In sum, the Court concludes that none of Garcia's complaints about his counsel's performance meet the Strickland standard for ineffectiveness, either separately or when all of the complaints are considered together and counsel's performance is assessed as a whole.
C. New evidence
Garcia argues that the Shiforenko statement was "never admitted as evidence during [his] trial" and that it was "hidden" by both the government and defense counsel. Mot. at 8. The government has represented-and Garcia does not dispute-that Shiforenko's grand jury testimony was produced to defense counsel in pretrial discovery. That leaves only Garcia's assertion that counsel "hid" the statement from Garcia and failed to introduce it as evidence at trial, which the Court has already addressed with respect to Garcia's ineffective assistance of counsel claim. As the Court has explained, nothing in the Shiforenko statement is exculpatory or exonerating. There is therefore no basis for arguing that Garcia was in some way prejudiced by the fact that this testimony was not introduced at trial.
Finally, Garcia argues that the Shiforenko statement was "brought up" at sentencing but was "brushed off" by the Court. Mot. at 8. This argument is procedurally defaulted because Garcia declined to challenge his sentence in his appeal to the Seventh Circuit. See Garcia, 2022 WL 1535378, at *1 ("[C]ounsel tells us that Garcia informed her that he does not wish to challenge his below-Guidelines sentence. Because Garcia does not dispute counsel's representation, further discussion of the sentence is unnecessary."). Garcia has not shown cause or prejudice for excusing this default. And even if the argument were not defaulted, it is meritless. As the government points out, Garcia's counsel referred to the Shiforenko testimony and argued as a mitigating factor the fact that Garcia was not one of the masterminds behind the scheme. The Court expressly took this into consideration when determining Garcia's sentence. The Court stated, for example:
So first of all, I don't think anybody disputes that he didn't set up a scheme. It was set up by other people, Mr. Shiforenko and the other gentleman, who I think is still a fugitive.... Dr. Garcia didn't set up, didn't set it up, he didn't decide how it was going to work.... It's also true, however, that - as the government says, that something like this doesn't work unless there are people like Dr. Garcia who participate and who do so willingly.R. 149 at 53-54. Moreover, the Court expressly considered the length of Shiforenko's sentence and his relative culpability in determining Garcia's sentence:
So I think the guideline range of 51 to 63 months is excessive.
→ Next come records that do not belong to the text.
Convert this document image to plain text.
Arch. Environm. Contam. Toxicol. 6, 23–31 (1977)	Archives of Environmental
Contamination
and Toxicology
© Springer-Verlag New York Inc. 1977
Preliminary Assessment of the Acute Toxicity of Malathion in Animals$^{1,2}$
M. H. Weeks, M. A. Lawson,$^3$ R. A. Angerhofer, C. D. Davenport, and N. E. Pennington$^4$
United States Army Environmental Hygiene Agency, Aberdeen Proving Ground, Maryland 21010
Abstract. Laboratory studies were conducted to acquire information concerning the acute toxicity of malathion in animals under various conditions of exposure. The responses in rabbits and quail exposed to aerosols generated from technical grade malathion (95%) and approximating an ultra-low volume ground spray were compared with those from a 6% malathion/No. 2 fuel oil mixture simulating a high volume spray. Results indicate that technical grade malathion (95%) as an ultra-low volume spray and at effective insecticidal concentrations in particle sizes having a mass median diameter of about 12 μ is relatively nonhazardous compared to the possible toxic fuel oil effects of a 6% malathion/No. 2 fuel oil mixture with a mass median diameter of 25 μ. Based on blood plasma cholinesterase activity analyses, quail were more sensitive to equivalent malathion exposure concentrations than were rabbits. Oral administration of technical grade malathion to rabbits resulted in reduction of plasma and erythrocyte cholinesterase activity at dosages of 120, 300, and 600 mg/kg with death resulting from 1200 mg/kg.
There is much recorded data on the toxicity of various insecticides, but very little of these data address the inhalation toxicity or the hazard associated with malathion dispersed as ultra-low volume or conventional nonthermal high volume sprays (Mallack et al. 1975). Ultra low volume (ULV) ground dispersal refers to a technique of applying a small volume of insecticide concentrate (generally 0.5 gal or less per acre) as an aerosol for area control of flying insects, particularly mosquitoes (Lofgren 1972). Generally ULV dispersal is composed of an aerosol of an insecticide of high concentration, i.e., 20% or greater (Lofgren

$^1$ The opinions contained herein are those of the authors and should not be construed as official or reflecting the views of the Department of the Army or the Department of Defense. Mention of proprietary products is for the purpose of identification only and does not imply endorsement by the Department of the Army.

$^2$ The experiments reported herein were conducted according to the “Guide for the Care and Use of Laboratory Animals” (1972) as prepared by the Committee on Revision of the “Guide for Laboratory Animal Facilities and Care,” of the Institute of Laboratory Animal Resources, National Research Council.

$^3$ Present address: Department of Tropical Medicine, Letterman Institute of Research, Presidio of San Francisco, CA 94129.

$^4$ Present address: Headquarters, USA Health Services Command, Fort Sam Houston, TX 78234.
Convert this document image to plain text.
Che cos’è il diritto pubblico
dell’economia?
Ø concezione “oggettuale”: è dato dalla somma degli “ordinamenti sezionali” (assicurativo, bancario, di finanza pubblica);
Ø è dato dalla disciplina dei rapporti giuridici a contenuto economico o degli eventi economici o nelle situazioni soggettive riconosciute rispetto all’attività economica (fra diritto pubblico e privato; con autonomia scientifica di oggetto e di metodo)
It's not as excessive as the one that had been proposed, which I thought was way out of whack, particularly because it was even greater than what Mr. Shiforenko got. And I acknowledge that Mr. Shiforenko cooperated, but there would be kind of a basic level of injustice, I think, given the scope of his involvement and the scope of his fraud, which extends way beyond what Dr. Garcia's involvement was for him-for Dr. Garcia to get a sentence, frankly, even close to what Mr. Shiforenko got.Id. at 60-61. There is thus no basis for arguing that the Court failed to consider the "new" evidence that Garcia cites.
Conclusion
For the reasons discussed above, the Court directs the Clerk to enter judgment stating: Omar Garcia's motion under 28 U.S.C. § 2255 is denied [dkt. no. 1]. The Court declines to issue a certificate of appealability because it can find nothing to suggest that the merits of the claims that it rejected are debatable, capable of different resolution, or deserving of further consideration. See 28 U.S.C. § 2253(c)(2); Barefoot v. Estelle, 463 U.S. 880, 893 n.4 (1983); Porter v. Gramley, 112 F.3d 1308, 1312 (7th Cir. 1997).